Styles and themes of Jane Austen
| Styles and themes of Jane Austen ： ウィキペディア英語版|
Jane Austen's (1775–1817) distinctive literary style relies on a combination of parody, burlesque, irony, free indirect speech, and a degree of realism. She uses parody and burlesque for comic effect and to critique the portrayal of women in 18th-century sentimental and gothic novels. Austen extends her critique by highlighting social hypocrisy through irony; she often creates an ironic tone through free indirect speech in which the thoughts and words of the characters mix with the voice of the narrator. The degree to which critics believe Austen's characters have psychological depth informs their views regarding her realism. While some scholars argue that Austen falls into a tradition of realism because of her finely executed portrayal of individual characters and her emphasis on "the everyday", others contend that her characters lack a depth of feeling compared with earlier works, and that this, combined with Austen's polemical tone, places her outside the realist tradition.
Austen's novels have often been characterised as "country house novels" or as "comedies of manners", however they also include fairy tale elements. Compared to other early 19th-century novels, Austen's have little narrative or scenic description—they contain much more dialogue. Austen shapes a distinctive and subtly-constructed voice for each character.
Austen's plots are fundamentally about education; her heroines come to see themselves and their conduct more clearly, and become better, more moral people. While Austen steers clear of the formal moralising which was common in early 19th-century literature, morality—characterised by manners, duty to society, and religious seriousness—is a central theme of her works. Throughout her novels, serious reading is associated with intellectual and moral development. The extent to which Austen's novels reflect feminist themes has been extensively debated by scholars; however, most critics agree that her novels highlight how some female characters take charge of their own worlds while others are confined, physically and spiritually. Almost all of her works explore the precarious economic situation in which women of the late 18th and early 19th centuries found themselves.

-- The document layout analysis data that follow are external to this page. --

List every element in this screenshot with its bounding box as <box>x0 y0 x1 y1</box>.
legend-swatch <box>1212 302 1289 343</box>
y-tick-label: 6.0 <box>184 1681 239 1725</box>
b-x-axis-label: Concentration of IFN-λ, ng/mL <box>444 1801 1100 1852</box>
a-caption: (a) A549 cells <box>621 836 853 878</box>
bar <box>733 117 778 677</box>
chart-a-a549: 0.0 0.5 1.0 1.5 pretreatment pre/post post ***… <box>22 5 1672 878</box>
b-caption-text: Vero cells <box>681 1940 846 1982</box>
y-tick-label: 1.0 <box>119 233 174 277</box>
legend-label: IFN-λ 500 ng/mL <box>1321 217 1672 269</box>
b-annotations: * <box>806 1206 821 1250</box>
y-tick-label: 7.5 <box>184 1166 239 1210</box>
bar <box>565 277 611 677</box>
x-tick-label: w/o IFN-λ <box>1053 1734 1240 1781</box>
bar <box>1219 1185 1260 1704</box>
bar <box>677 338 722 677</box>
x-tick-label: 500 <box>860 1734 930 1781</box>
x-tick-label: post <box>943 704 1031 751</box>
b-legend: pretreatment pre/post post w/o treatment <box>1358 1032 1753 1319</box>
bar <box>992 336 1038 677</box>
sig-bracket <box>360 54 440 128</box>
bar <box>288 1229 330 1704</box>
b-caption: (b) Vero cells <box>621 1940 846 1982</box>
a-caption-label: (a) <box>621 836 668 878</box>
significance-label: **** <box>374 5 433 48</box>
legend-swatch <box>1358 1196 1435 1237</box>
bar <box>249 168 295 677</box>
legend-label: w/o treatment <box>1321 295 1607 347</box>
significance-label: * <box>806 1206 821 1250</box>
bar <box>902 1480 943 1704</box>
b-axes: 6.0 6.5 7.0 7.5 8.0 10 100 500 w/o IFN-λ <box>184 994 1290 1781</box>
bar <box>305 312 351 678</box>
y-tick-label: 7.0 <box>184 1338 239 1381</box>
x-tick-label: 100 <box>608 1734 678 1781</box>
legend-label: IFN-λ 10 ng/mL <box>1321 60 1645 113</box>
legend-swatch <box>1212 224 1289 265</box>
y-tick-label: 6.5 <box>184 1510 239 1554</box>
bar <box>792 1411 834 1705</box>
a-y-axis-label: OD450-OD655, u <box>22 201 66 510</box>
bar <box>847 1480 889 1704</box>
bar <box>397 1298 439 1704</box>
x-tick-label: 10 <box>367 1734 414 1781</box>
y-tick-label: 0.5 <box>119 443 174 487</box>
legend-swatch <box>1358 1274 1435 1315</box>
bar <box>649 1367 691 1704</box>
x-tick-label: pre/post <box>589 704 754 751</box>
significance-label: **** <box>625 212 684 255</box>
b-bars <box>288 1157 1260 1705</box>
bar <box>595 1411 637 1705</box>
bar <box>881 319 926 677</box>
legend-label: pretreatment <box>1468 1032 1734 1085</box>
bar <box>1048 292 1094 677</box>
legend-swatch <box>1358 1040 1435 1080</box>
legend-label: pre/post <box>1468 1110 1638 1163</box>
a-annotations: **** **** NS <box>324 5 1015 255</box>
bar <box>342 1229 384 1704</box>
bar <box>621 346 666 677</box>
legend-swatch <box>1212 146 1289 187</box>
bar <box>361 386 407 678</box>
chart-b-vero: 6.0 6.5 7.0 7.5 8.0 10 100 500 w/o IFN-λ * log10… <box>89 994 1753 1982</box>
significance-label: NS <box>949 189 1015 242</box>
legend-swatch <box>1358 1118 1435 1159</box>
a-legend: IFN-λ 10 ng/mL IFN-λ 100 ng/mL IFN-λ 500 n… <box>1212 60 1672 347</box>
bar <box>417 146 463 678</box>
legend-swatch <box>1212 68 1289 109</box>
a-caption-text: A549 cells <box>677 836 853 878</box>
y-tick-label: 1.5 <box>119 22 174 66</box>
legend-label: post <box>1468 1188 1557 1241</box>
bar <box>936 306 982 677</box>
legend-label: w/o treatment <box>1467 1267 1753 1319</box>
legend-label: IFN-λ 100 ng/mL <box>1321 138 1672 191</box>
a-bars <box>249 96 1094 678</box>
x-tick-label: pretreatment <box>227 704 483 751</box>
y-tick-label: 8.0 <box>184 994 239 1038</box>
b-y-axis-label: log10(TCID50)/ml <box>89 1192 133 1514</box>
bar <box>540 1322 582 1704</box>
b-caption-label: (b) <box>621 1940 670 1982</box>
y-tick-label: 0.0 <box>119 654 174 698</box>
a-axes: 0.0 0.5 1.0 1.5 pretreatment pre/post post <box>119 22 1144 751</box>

Austen's novels have variously been described as politically conservative and progressive. For example, one strand of criticism claims that Austen's heroines support the existing social structure through their dedication to duty and sacrifice of their personal desires. Another strand, however, argues that she is sceptical of the paternalistic ruling other, evidenced by her ironic tone. Within her exploration of the political issues surrounding the gentry, Austen addresses issues relating money and property, particularly the arbitrariness of property inheritance and the precarious economic position of women. Throughout Austen's work there is a tension between the claims of society and the claims of the individual. Austen is often considered one of the originators of the modern, interiorised novel character.